California's gold-mining history is haunting. Specifically, it's the lingering mess and natural resources left behind by the Gold Rush that has now proven to be toxic.
The Sierra Fund on Tuesday released a study that shows extremely high levels of lead, arsenic and asbestos in soil samples taken from trails in the Sierra Nevada foothills. Outdoor buffs who hike, bike and ride all-terrain vehicle on the off-road trailways could inhale dangerous dust stirred up while using the trails, the group says.
"More than 100 years after the end of the Gold Rush era, the environmental, cultural and health impacts of that time have still not been assessed or addressed." Sierra Fund CEO Elizabeth Martin said. "The time has come for a serious assessment of abandoned mines, and the public needs to be informed about potential exposure to toxic heavy metals and asbestos in areas with abandoned mines."

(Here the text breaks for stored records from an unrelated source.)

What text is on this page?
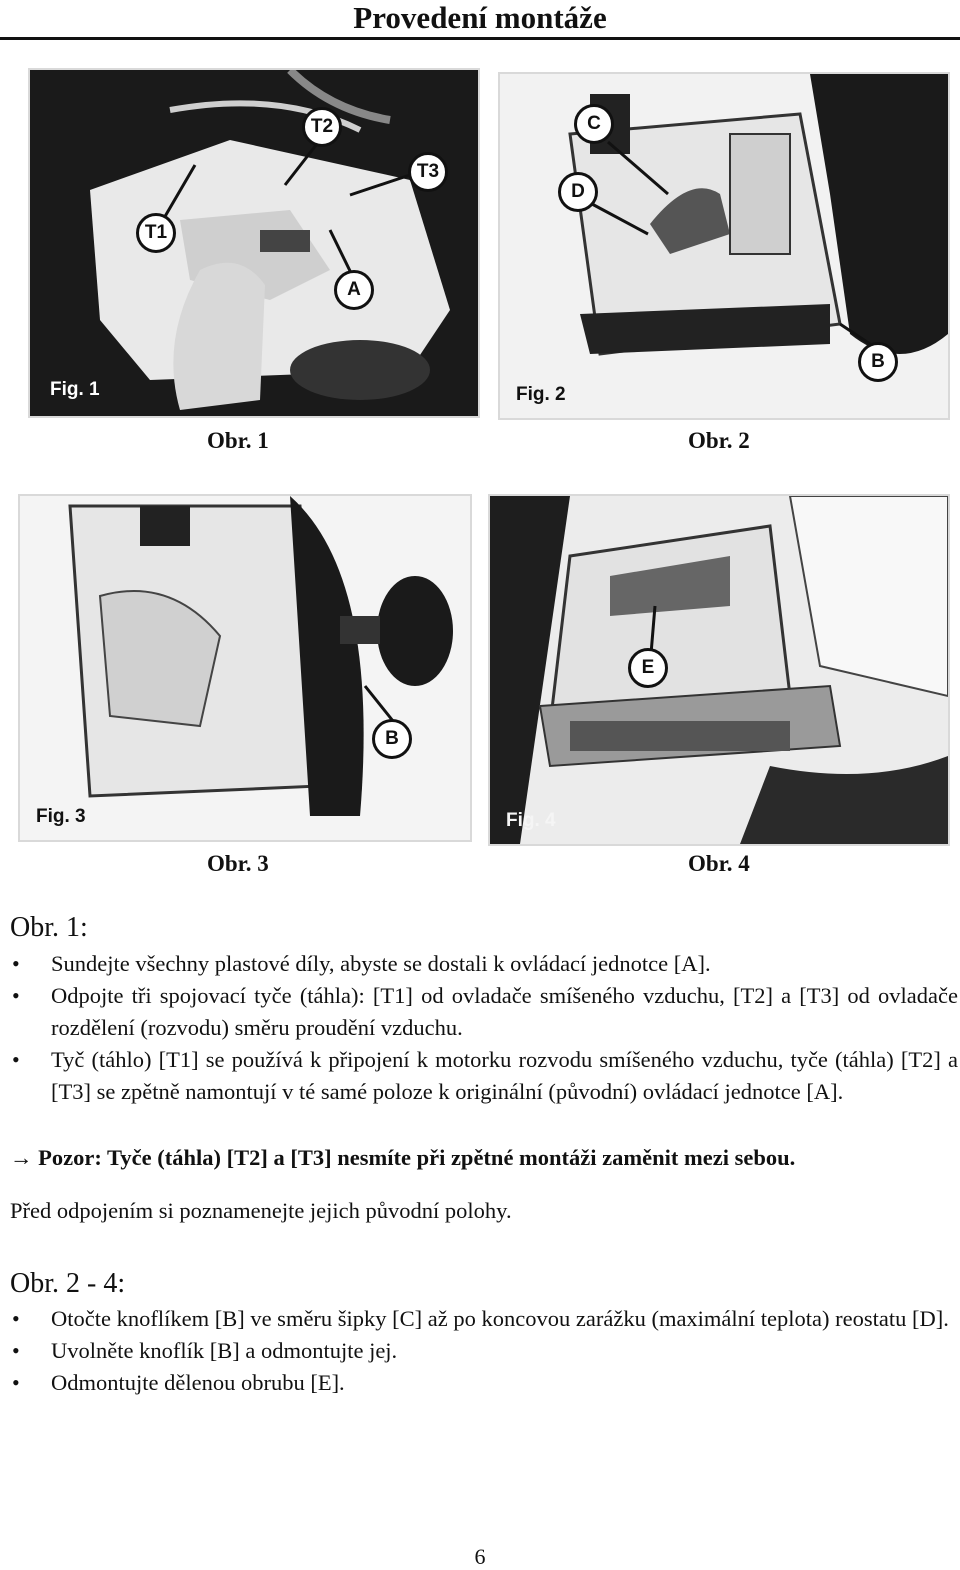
Provedení montáže
T1
T2
T3
A
Fig. 1
Obr. 1
C
D
B
Fig. 2
Obr. 2
B
Fig. 3
Obr. 3
E
Fig. 4
Obr. 4
Obr. 1:
• Sundejte všechny plastové díly, abyste se dostali k ovládací jednotce [A].
• Odpojte tři spojovací tyče (táhla): [T1] od ovladače smíšeného vzduchu, [T2] a [T3] od ovladače rozdělení (rozvodu) směru proudění vzduchu.
• Tyč (táhlo) [T1] se používá k připojení k motorku rozvodu smíšeného vzduchu, tyče (táhla) [T2] a [T3] se zpětně namontují v té samé poloze k originální (původní) ovládací jednotce [A].
→ Pozor: Tyče (táhla) [T2] a [T3] nesmíte při zpětné montáži zaměnit mezi sebou.
Před odpojením si poznamenejte jejich původní polohy.
Obr. 2 - 4:
• Otočte knoflíkem [B] ve směru šipky [C] až po koncovou zarážku (maximální teplota) reostatu [D].
• Uvolněte knoflík [B] a odmontujte jej.
• Odmontujte dělenou obrubu [E].
6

Gold miners brought mineralized rocks from deep below the surface, crushed and processed the precious gold, leaving behind the naturally occuring hazardous minerals.
Although the group only used samples from 11 of the trails in the Foresthill, Downieville and Nevada City area, they warn of dangers from the nearly 50,000 abandoned mines in the Gold Rush region. The summer months are especially bad for the trails because of heat and drier air.
Some of the areas tested showed "off-the-charts level of lead in the soil on trails where families ride OHVs," according to the non-profit.
Many of the abandonded mines are located on public land, and while the dangers of falling into mines is commmonly known, the dangers of chemicals toxic dust are less apparent, the Sierra Fund study points out.
The group says more tests are needed in selected areas where trails and abandonded mines meet. Posting warning signs, surveying people who frequent the trails and educating the public about exposure to the dangerous dust is also on the group's list recommendations.